I was an awkward adolescent – plain, studious, thick-waisted, with mouse-brown hair and no dress sense. In the vast, elite high school where I had suffered through Grade 9, I was a nobody. Fortunately, not a single person in Canada knew that.

In the weeks before I started Grade 10 in Don Mills, I went to work. I invested in bottles of Miss Clairol and turned my hair a brassy blond. I bought some thick black liquid eyeliner and white lipstick. My aim was to look as much like Jean Shrimpton as possible. That was a stretch, to say the least.

But at my new school, which was a mix of unsophisticated middle- and working-class kids, the impact was spectacular.
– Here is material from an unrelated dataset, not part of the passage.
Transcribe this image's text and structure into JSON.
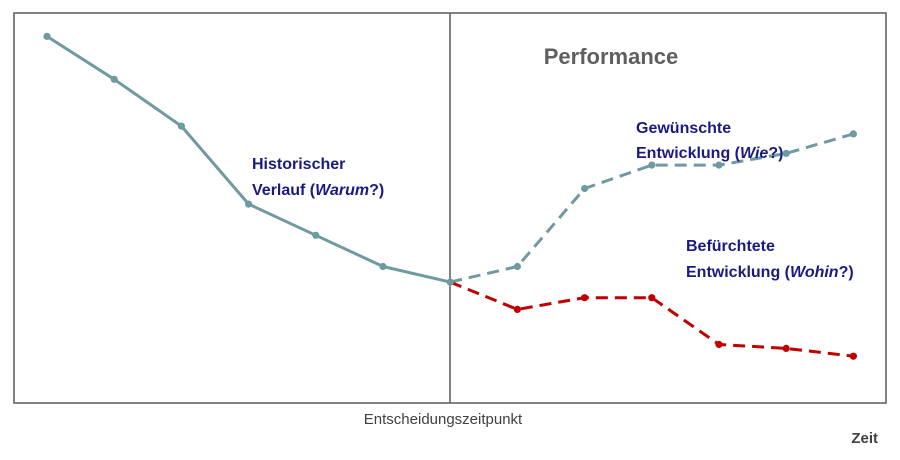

I was the It girl from Chicago. "Al Capone!" everyone would say, imitating a machine gun. I told people the scar on my right arm was from a knife fight. It was actually from the surgical removal of a birthmark, but a few of them half-believed me.

I met Teresa and Darlene, so I now had friends. For excitement, we would take the subway downtown on weekends, have toasted Danish at Fran's and walk through Yorkville. We never stayed late, because the last bus back to Don Mills left the subway station just after 10.

Apart from Yorkville, Toronto was a grey and dreary place. On Sundays, everything was locked down tight. The taverns were divided in two sections, one for Men and one for Ladies and Escorts. To buy liquor, you had to go to a government store and fill out an order form with a stubby pencil that was attached to the counter with a string, then sign your name. The biggest purchaser of liquor was somebody named M. Mouse.

Canadians had other peculiar ways. They said "zed" for zee, "shedule" for schedule, "aboat" for about, "chesterfield" for couch, "serviette" for napkin, and "homo" for milk. They still spoke with regional accents, even in Ontario. They had mickeys, two-fours, hosers and pogey. They smoked Rothmans, Player's and Export 'A's.

I took up smoking and began to hang around with greasers in the plaza. I had never met working-class boys before. With their oily, slick-backed hair and winkle-picker shoes, they seemed dangerously alluring. They were as exotic to me as I was to them. Sadly, my mom was not impressed with my incredible social success, or with my straight-A grades, which I achieved without a shred of academic effort. She wanted to send me to private school before I fell into the gutter. She argued with her husband over that, and she won.

At private school, I was back to being an outsider. But once again, my white lipstick and blond hair (which tended to turn bluish) did the trick. People were fooled into thinking I was suave and sophisticated. I joined the smart-but-rebellious set. We were the ones who rolled up our skirts after school and found a place to have a smoke.

Slowly, life got better. Our English teacher (who was also a rebel) taught us Leonard Cohen, on whom I developed a lifelong crush. I got a summer job waitressing at a Hungarian coffee house in Yorkville. Pierre Trudeau became prime minister. Suddenly, Canada was interesting.

You put down roots one day, one friend, one Leonard Cohen song at a time. Then the time comes when you realize you're not a stranger any more. You know all the subway stops on the line, and you forget that you ever thought "Avenue Road" was a very odd name for a street.

In time, I realized that the low-key Canadian temperament suited me quite well. My personality was too recessive to be comfortable with the brash and bluster of the United States. I didn't have to learn to say "sorry" when someone else stepped on my foot – it came naturally. And so, after university in the United States, it wasn't hard to figure out where I wanted to go next. I went home.

I still have my Canadian Immigration Identification Card, issued 50 years ago when I landed at the airport. It's dated Aug. 17, 1964. I couldn't know it then, but I was a lucky girl.